Alors les hommes sortirent de leur immobilité, ils se dispersèrent dans toutes les directions, s’agitèrent frénétiquement, sans but, stupidement. Plusieurs grandes coquilles semblèrent craquer et, par l’ouverture, Gilky aperçut un grand tube dirigé vers elle.

La joie, issue de la vanité, la quitta brusquement et l’inquiétude la saisit quand elle vit, à l’extrémité de chaque tube, un homme qui la visait. Le souvenir des hommes qui tombaient, pendant le combat lorsqu’ils étaient ainsi visés, était encore trop présent à son esprit pour qu’elle ne s’inquiétât pas. Certes, le tube était bien plus gros, il était proportionné à sa propre grandeur, mais elle ne pensait pas à la vanité en ce moment tragique.

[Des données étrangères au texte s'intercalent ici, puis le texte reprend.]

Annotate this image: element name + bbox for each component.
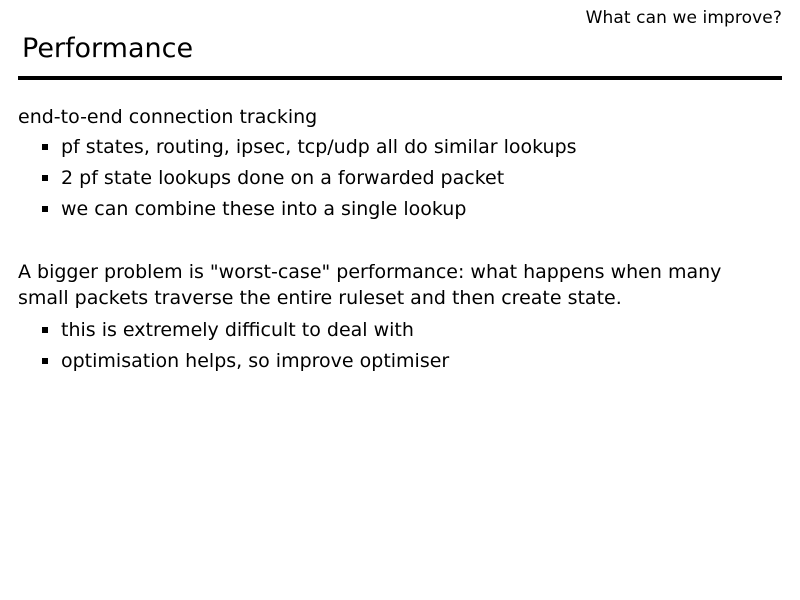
list-item-label: pf states, routing, ipsec, tcp/udp all do similar lookups xyxy=(61,136,577,158)
slide-kicker: What can we improve? xyxy=(585,8,782,28)
list-item xyxy=(42,163,780,194)
list-item-label: we can combine these into a single lookup xyxy=(61,198,467,220)
section-spacer xyxy=(18,225,780,233)
list-item-label: this is extremely difficult to deal with xyxy=(61,319,414,341)
bullet-list-1 xyxy=(18,132,780,225)
title-divider xyxy=(18,76,782,80)
bullet-square-icon xyxy=(42,144,48,150)
content-section-2 xyxy=(18,259,780,377)
bullet-square-icon xyxy=(42,327,48,333)
list-item-label: optimisation helps, so improve optimiser xyxy=(61,350,450,372)
list-item-label: 2 pf state lookups done on a forwarded packet xyxy=(61,167,505,189)
bullet-square-icon xyxy=(42,206,48,212)
list-item xyxy=(42,194,780,225)
slide-header xyxy=(18,8,782,64)
page-title: Performance xyxy=(22,33,194,64)
list-item xyxy=(42,315,780,346)
list-item xyxy=(42,346,780,377)
section-heading: end-to-end connection tracking xyxy=(18,106,318,128)
slide-body xyxy=(18,104,780,377)
section-heading: A bigger problem is "worst-case" performance: what happens when many small packets traverse the entire ruleset and then create state. xyxy=(18,261,722,309)
bullet-square-icon xyxy=(42,175,48,181)
list-item xyxy=(42,132,780,163)
bullet-list-2 xyxy=(18,315,780,377)
bullet-square-icon xyxy=(42,358,48,364)
content-section-1 xyxy=(18,104,780,225)
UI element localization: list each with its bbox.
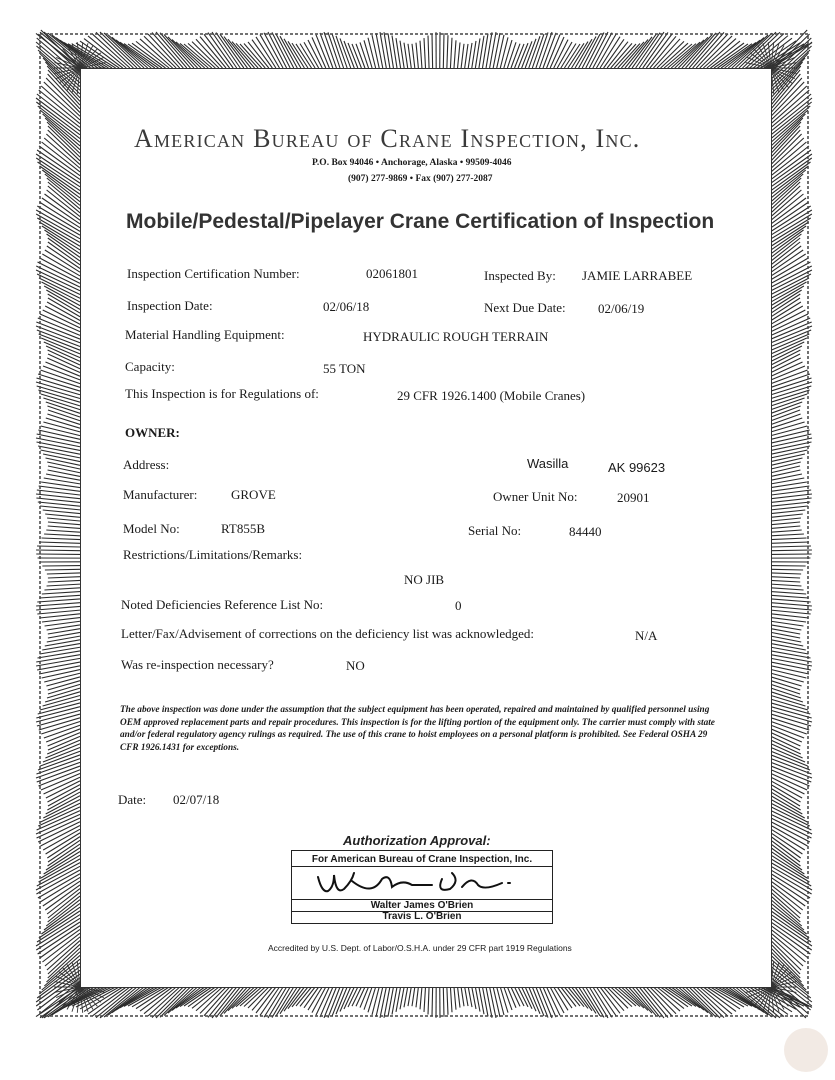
manufacturer-value: GROVE [231, 487, 276, 502]
equipment-value: HYDRAULIC ROUGH TERRAIN [363, 329, 549, 344]
manufacturer-label: Manufacturer: [123, 487, 198, 502]
inspected-by-value: JAMIE LARRABEE [582, 268, 693, 283]
deficiencies-value: 0 [455, 598, 462, 613]
company-name: American Bureau of Crane Inspection, Inc. [134, 124, 641, 153]
owner-unit-label: Owner Unit No: [493, 489, 578, 504]
inspection-date-value: 02/06/18 [323, 299, 370, 314]
company-phone: (907) 277-9869 • Fax (907) 277-2087 [348, 174, 493, 184]
capacity-value: 55 TON [323, 361, 366, 376]
authorization-for-line: For American Bureau of Crane Inspection, Inc. [311, 854, 533, 865]
address-state-zip: AK 99623 [608, 460, 666, 475]
disclaimer-text: The above inspection was done under the assumption that the subject equipment has been operated, repaired and maintained by qualified personnel using OEM approved replacement parts and repair procedures. This inspection is for the lifting portion of the equipment only. The carrier must comply with state and/or federal regulatory agency rulings as required. The use of this crane to hoist employees on a personal platform is prohibited. See Federal OSHA 29 CFR 1926.1431 for exceptions. [120, 705, 715, 753]
date-label: Date: [118, 792, 147, 807]
serial-value: 84440 [569, 524, 602, 539]
company-address: P.O. Box 94046 • Anchorage, Alaska • 99509-4046 [312, 158, 512, 168]
date-value: 02/07/18 [173, 792, 220, 807]
address-label: Address: [123, 457, 170, 472]
inspection-date-label: Inspection Date: [127, 298, 213, 313]
deficiencies-label: Noted Deficiencies Reference List No: [121, 597, 324, 612]
address-city: Wasilla [527, 456, 569, 471]
owner-unit-value: 20901 [617, 490, 650, 505]
authorization-signer-1: Walter James O'Brien [370, 900, 474, 911]
serial-label: Serial No: [468, 523, 522, 538]
regulation-value: 29 CFR 1926.1400 (Mobile Cranes) [397, 388, 586, 403]
equipment-label: Material Handling Equipment: [125, 327, 285, 342]
restrictions-label: Restrictions/Limitations/Remarks: [123, 547, 303, 562]
inspected-by-label: Inspected By: [484, 268, 556, 283]
authorization-title: Authorization Approval: [343, 833, 491, 848]
cert-number-label: Inspection Certification Number: [127, 266, 300, 281]
certificate-title: Mobile/Pedestal/Pipelayer Crane Certification of Inspection [126, 210, 715, 233]
capacity-label: Capacity: [125, 359, 175, 374]
next-due-label: Next Due Date: [484, 300, 566, 315]
reinspection-label: Was re-inspection necessary? [121, 657, 274, 672]
regulation-label: This Inspection is for Regulations of: [125, 386, 319, 401]
authorization-signer-2: Travis L. O'Brien [382, 911, 462, 922]
owner-label: OWNER: [125, 425, 180, 440]
signature-image [312, 867, 542, 899]
acknowledged-label: Letter/Fax/Advisement of corrections on the deficiency list was acknowledged: [121, 626, 534, 641]
accreditation-text: Accredited by U.S. Dept. of Labor/O.S.H.A. under 29 CFR part 1919 Regulations [268, 943, 572, 953]
acknowledged-value: N/A [635, 628, 658, 643]
model-value: RT855B [221, 521, 266, 536]
authorization-box [291, 850, 553, 924]
cert-number-value: 02061801 [366, 266, 418, 281]
next-due-value: 02/06/19 [598, 301, 645, 316]
restrictions-value: NO JIB [404, 572, 445, 587]
model-label: Model No: [123, 521, 180, 536]
reinspection-value: NO [346, 658, 365, 673]
watermark-logo [784, 1028, 828, 1072]
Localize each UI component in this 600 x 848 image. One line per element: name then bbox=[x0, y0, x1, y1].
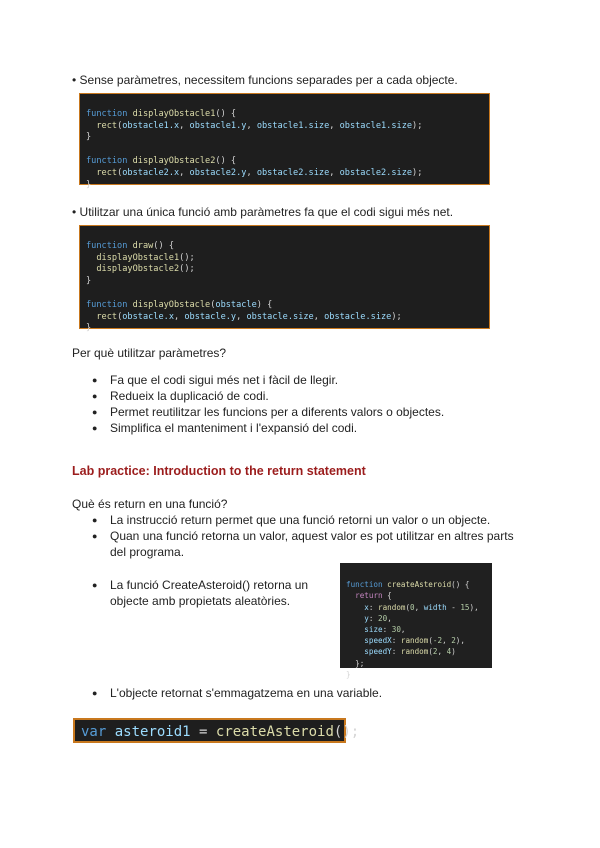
code-line: displayObstacle2(); bbox=[96, 264, 195, 275]
intro-single-function-text: • Utilitzar una única funció amb paràmetres fa que el codi sigui més net. bbox=[72, 205, 454, 219]
code-block-separate-functions bbox=[79, 93, 490, 190]
code-line: } bbox=[86, 179, 92, 190]
code-line: }; bbox=[346, 658, 365, 668]
code-line: x: random(0, width - 15), bbox=[364, 602, 479, 612]
code-line: rect(obstacle.x, obstacle.y, obstacle.size, obstacle.size); bbox=[96, 311, 402, 322]
list-item: ● L'objecte retornat s'emmagatzema en una variable. bbox=[88, 685, 528, 701]
stored-variable-list bbox=[88, 685, 528, 701]
list-item: ● Fa que el codi sigui més net i fàcil de llegir. bbox=[88, 372, 528, 388]
code-line: speedX: random(-2, 2), bbox=[364, 636, 465, 646]
list-item bbox=[88, 577, 328, 609]
code-line: } bbox=[86, 132, 92, 143]
code-line: speedY: random(2, 4) bbox=[364, 647, 456, 657]
code-block-create-asteroid bbox=[340, 563, 492, 679]
code-line: function displayObstacle2() { bbox=[86, 155, 237, 166]
code-line: } bbox=[86, 323, 92, 334]
code-line: return { bbox=[355, 591, 392, 601]
code-block-variable-assignment bbox=[73, 718, 360, 743]
intro-parameters-text: • Sense paràmetres, necessitem funcions separades per a cada objecte. bbox=[72, 73, 458, 87]
code-line: var asteroid1 = createAsteroid(); bbox=[81, 724, 360, 740]
list-item: ● Permet reutilitzar les funcions per a diferents valors o objectes. bbox=[88, 404, 528, 420]
list-item: ● Quan una funció retorna un valor, aquest valor es pot utilitzar en altres parts del programa. bbox=[88, 528, 520, 560]
code-line: function displayObstacle(obstacle) { bbox=[86, 299, 273, 310]
code-line: function createAsteroid() { bbox=[346, 580, 470, 590]
code-line: rect(obstacle1.x, obstacle1.y, obstacle1.size, obstacle1.size); bbox=[96, 120, 423, 131]
create-item-line1: La funció CreateAsteroid() retorna un bbox=[110, 578, 309, 592]
create-asteroid-list bbox=[88, 577, 328, 609]
why-parameters-heading: Per què utilitzar paràmetres? bbox=[72, 346, 227, 360]
list-item: ● Simplifica el manteniment i l'expansió del codi. bbox=[88, 420, 528, 436]
code-block-parameter-function bbox=[79, 225, 490, 334]
code-line: } bbox=[86, 276, 92, 287]
list-item: ● Redueix la duplicació de codi. bbox=[88, 388, 528, 404]
list-item: ● La instrucció return permet que una funció retorni un valor o un objecte. bbox=[88, 512, 528, 528]
code-line: rect(obstacle2.x, obstacle2.y, obstacle2.size, obstacle2.size); bbox=[96, 167, 423, 178]
return-heading: Què és return en una funció? bbox=[72, 497, 228, 511]
lab-practice-title: Lab practice: Introduction to the return statement bbox=[72, 464, 366, 478]
code-line: displayObstacle1(); bbox=[96, 252, 195, 263]
code-line: } bbox=[346, 669, 351, 679]
code-line: y: 20, bbox=[364, 613, 392, 623]
return-list bbox=[88, 512, 528, 560]
code-line: function displayObstacle1() { bbox=[86, 108, 237, 119]
create-item-line2: objecte amb propietats aleatòries. bbox=[110, 594, 291, 608]
code-line: function draw() { bbox=[86, 240, 174, 251]
why-parameters-list bbox=[88, 372, 528, 436]
code-line: size: 30, bbox=[364, 625, 406, 635]
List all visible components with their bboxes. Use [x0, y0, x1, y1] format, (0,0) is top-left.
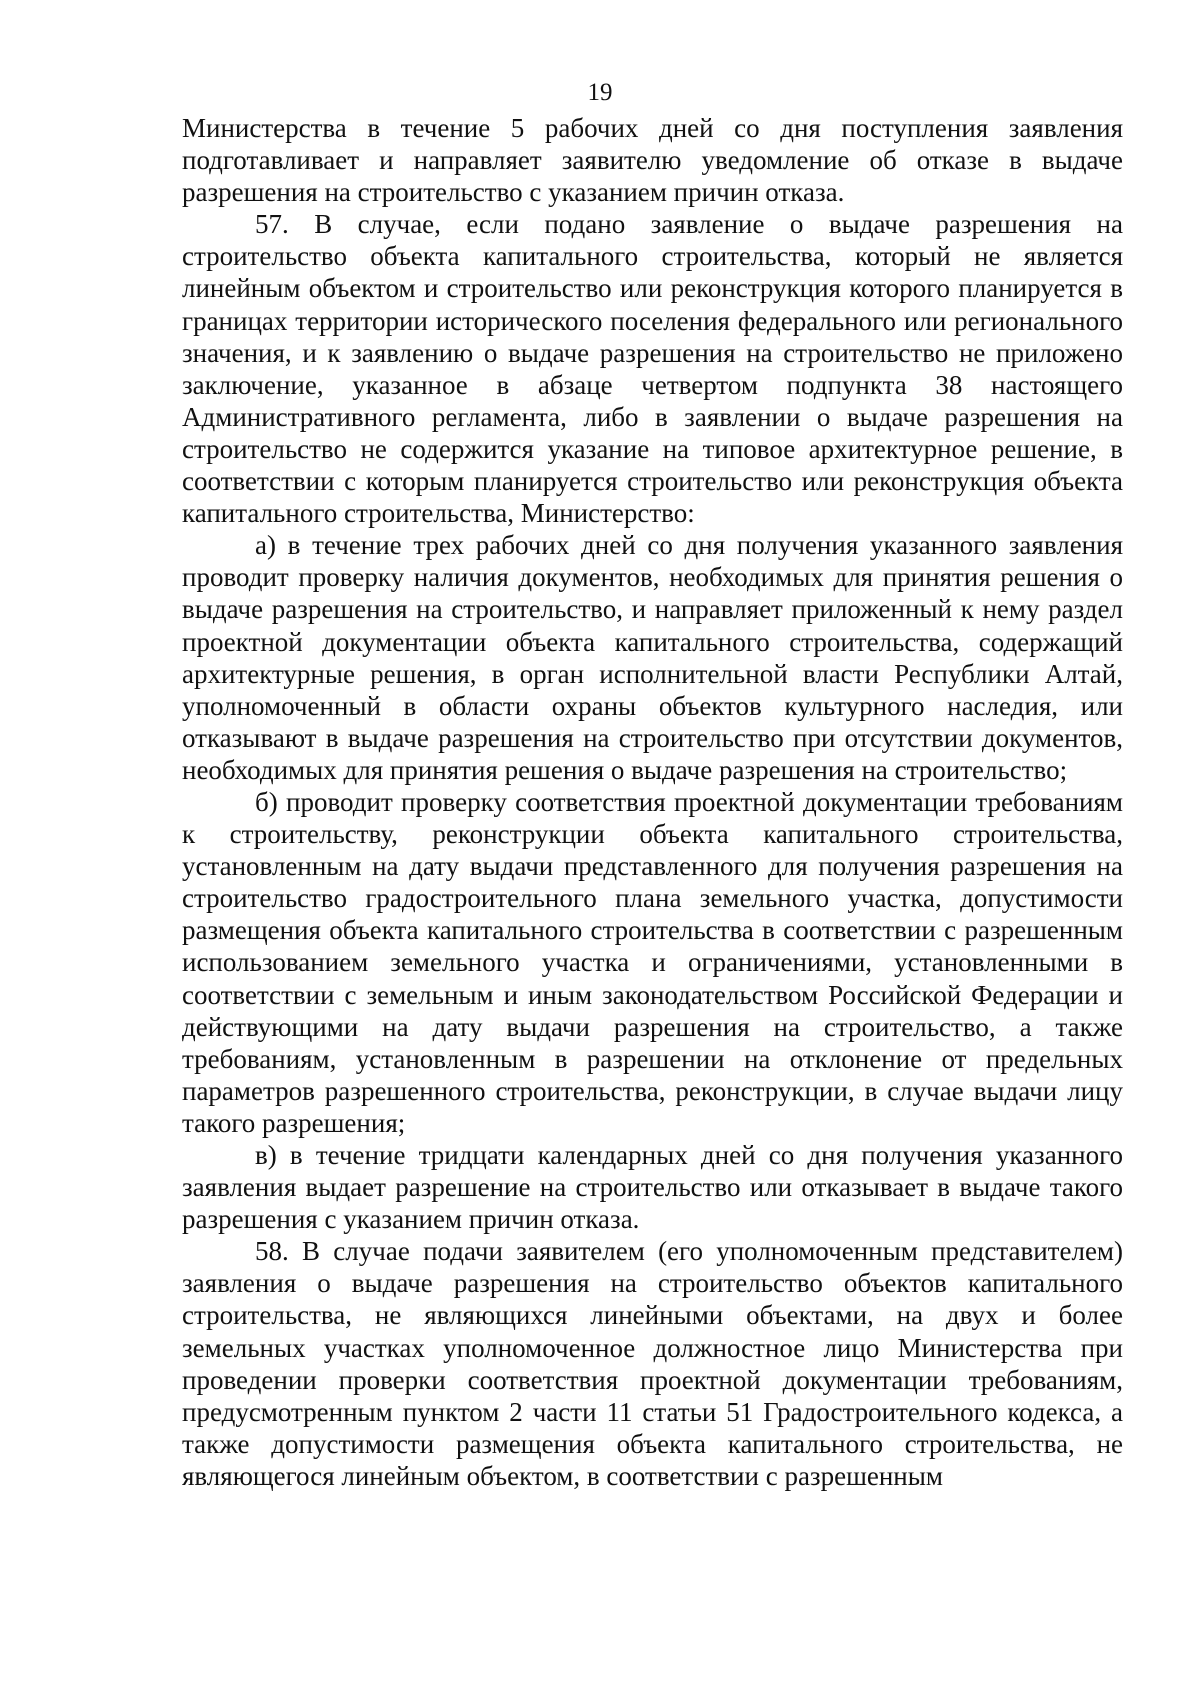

Brusquement, l’inquiétude fit place à l’indignation :

« Comment ! s’écria-t-elle voilà donc toute la reconnaissance des êtres de la Terre ? Depuis longtemps déjà, je les observe avec bienveillance, à mon dernier voyage j’ai tremblé pour ces hommes stupides en les voyant se diriger vers un Glyptodon que je croyais vivant, tout à l’heure encore, j’ai cherché avec inquiétude et pitié quel danger les menaçait quand je les voyais courir dans tous les sens … Et voilà comment ils me remercient ! »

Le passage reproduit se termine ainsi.